Santé au travail : le rapport Lecocq préconise un système simplifié et une prévention renforcée

6 septembre 2018

Le rapport sur la santé au travail remis le 28 août au Gouvernement propose une refonte de la gouvernance du système de la prévention des risques professionnels. Il préconise également de simplifier les obligations des employeurs en matière de santé au travail. Rédigé par Charlotte Lecocq, députée LREM, Bruno Dupuis, consultant en management et Henri Forest, ancien médecin du travail et ex-dirigeant de la CFDT, ce rapport doit servir de base à une négociation interprofessionnelle sur la santé au travail.

Le rapport fait le constat suivant : une multiplication des acteurs, un manque de lisibilité et une complexité des dispositifs en matière de prévention des risques professionnels. Il note également que la prévention primaire n’est pas assez encouragée.
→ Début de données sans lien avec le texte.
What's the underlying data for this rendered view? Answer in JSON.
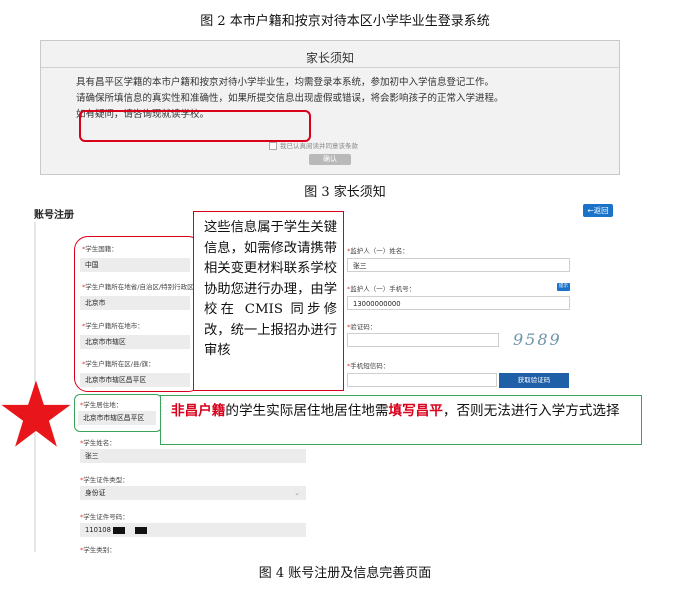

Par ailleurs, les obligations des employeurs devraient pouvoir être adaptées et proportionnées aux spécificités des risques effectifs rencontrés par les salariés.
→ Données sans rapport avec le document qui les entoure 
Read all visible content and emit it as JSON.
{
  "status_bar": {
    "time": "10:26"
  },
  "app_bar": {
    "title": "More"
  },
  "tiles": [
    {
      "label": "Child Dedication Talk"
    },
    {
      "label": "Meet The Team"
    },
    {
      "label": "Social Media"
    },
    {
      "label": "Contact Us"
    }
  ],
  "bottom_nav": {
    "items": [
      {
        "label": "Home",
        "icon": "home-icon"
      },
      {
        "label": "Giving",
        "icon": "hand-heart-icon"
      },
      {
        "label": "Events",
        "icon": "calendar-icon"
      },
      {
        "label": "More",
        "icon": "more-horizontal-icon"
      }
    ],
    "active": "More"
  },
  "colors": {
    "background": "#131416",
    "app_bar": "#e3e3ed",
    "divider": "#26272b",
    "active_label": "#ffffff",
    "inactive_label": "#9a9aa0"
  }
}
Les objectifs pour rendre le système plus lisible et plus efficace

  • Revoir la gouvernance du système de prévention.
  • Promouvoir la santé et la performance globale de l’entreprise de manière simultanée.
  • Donner une place plus importante à la négociation de branche et d’entreprise.
  • Augmenter significativement le montant des aides destinées aux entreprises et dédiées à la prévention.
  • Appuyer plus particulièrement les TPE / PME.
  • Récompenser les entreprises qui s’engagent dans des démarches proactives en matière de santé, intégrées dans leur démarche économique et managériale.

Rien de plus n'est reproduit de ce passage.